I tried the R12 route and even the blend route but in the end the hassles were not worth it for me.

I like being able to service the system myself with 2 cans of 134A. Pennies compared to R12 and it is just a quick trip to the local auto parts store.


Where did you get the condensor?
Do you have a part #?

Ron
quote:
Originally posted by Puma:
After reading though all of these posts I think I am just going to go with the front mounted condenser running R134a rather than looking for ways to upgrade the existing rear condenser. My AC system has not worked in over 15 years so it seems best to just replace almost everything and start new. I will be converting to a lay down radiator soon so I will just install it then.
Does everyone run a system pressure switch? Is it needed?


I just installed a binary pressure switch on my system this year. It is easy to do and does give you both high pressure and low pressure protection. The low pressure protection was my concern because in the event of a leak, your compressor could keep running and be damaged. Your only protection without the switch in the system is yourself noticing that the duct temperatures are not cool.

I agree that R134 is easy to get and when I move the condenser to the front of the car I will be installing it instead of a blend. With the amount of hot air that flows under a Pantera, it is a wonder that the A/C does much of anything considering that is the source of air for the condenser.
quote:
Does everyone run a system pressure switch? Is it needed?

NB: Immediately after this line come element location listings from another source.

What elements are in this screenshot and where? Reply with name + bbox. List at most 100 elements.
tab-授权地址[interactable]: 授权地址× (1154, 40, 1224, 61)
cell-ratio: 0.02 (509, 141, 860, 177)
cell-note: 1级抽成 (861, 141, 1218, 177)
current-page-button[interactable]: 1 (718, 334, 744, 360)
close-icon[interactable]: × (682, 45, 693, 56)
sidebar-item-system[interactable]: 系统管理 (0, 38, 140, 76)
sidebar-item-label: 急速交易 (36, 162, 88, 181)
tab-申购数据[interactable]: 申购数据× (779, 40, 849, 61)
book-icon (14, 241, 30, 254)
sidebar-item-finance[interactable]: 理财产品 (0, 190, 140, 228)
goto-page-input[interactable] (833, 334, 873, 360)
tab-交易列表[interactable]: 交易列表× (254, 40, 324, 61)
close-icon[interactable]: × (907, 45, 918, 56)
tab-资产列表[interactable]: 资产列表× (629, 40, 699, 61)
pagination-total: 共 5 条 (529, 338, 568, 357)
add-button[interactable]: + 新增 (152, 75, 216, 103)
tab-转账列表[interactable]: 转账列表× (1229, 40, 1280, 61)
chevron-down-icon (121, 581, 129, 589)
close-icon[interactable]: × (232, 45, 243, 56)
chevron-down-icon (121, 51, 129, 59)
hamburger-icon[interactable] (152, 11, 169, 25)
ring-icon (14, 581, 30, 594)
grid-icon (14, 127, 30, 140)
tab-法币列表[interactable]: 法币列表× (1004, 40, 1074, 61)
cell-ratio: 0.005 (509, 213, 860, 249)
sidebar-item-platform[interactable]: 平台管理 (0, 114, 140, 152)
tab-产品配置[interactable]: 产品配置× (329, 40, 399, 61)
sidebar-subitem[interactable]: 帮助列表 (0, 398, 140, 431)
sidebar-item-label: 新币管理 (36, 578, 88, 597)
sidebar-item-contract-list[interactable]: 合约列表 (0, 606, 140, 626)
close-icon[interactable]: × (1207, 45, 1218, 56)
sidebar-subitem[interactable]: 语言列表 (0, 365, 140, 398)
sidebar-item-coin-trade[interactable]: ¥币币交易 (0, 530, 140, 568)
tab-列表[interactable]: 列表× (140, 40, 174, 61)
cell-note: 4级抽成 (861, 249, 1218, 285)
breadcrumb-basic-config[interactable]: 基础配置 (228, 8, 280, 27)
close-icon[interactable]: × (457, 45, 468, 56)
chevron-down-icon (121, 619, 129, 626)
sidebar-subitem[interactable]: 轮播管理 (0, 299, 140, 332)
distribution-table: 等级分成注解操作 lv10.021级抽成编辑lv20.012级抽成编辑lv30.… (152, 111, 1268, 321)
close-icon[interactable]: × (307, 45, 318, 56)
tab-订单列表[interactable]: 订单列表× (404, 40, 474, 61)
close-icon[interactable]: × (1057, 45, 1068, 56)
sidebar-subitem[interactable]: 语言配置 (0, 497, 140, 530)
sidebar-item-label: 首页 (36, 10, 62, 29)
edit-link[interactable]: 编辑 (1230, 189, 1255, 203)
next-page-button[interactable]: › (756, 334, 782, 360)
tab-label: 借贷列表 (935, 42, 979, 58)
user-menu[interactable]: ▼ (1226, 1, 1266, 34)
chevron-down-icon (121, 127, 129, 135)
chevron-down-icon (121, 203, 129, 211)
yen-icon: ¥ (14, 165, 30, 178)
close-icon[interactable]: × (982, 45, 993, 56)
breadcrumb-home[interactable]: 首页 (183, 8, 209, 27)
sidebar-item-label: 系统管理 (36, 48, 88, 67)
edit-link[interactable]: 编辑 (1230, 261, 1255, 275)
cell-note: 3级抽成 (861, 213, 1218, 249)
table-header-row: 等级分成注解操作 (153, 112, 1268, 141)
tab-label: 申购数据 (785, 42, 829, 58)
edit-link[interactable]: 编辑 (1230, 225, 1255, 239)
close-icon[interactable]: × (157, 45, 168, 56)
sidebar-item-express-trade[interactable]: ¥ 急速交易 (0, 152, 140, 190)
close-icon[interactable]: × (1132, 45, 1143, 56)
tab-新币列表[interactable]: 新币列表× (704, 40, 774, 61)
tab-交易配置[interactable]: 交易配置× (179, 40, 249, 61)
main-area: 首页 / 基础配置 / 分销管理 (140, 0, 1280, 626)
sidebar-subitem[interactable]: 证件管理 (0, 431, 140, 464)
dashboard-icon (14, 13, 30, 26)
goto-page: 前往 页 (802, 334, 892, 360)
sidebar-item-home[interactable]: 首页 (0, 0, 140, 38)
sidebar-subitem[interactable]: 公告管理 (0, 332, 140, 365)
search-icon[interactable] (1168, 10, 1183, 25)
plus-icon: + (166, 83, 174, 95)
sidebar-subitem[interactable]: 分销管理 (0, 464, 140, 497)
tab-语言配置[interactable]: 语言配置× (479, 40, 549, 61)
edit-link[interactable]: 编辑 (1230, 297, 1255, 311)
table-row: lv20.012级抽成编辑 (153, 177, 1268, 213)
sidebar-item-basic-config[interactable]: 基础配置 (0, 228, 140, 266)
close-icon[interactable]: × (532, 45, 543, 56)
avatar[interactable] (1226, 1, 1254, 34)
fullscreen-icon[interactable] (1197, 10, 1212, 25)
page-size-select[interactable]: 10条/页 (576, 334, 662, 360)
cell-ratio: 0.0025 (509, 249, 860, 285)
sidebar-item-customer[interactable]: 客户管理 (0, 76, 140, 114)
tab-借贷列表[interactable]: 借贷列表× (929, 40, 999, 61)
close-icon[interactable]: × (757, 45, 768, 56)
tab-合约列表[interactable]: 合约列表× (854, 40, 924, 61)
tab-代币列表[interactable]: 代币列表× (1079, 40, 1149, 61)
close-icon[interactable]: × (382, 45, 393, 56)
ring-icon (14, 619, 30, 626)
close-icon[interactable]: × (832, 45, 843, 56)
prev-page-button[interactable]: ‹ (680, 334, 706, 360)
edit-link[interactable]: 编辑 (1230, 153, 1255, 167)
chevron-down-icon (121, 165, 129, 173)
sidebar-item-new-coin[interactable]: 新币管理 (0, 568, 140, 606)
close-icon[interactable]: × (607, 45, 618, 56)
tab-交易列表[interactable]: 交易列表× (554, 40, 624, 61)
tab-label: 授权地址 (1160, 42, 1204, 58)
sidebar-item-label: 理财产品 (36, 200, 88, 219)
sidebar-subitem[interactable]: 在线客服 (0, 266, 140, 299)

IMHO it is needed. Very good protection against damaging the compressor if the pressure goes to low due to a leak. It is also a very good protection against blowing off a hose due to an over pressure condition.

Scott
quote:
condenser/fan setup on Vintage Air and there is a note that says it is not recommended as a primary condenser

I called Vintage Air to get an answer.

They said that since it is listed as a remote condenser, some of the car guys install this condenser under the car where there is hot, minimal air flow (sound familiar?), but it is fine for the primary (only) condenser in the rear of the Pantera.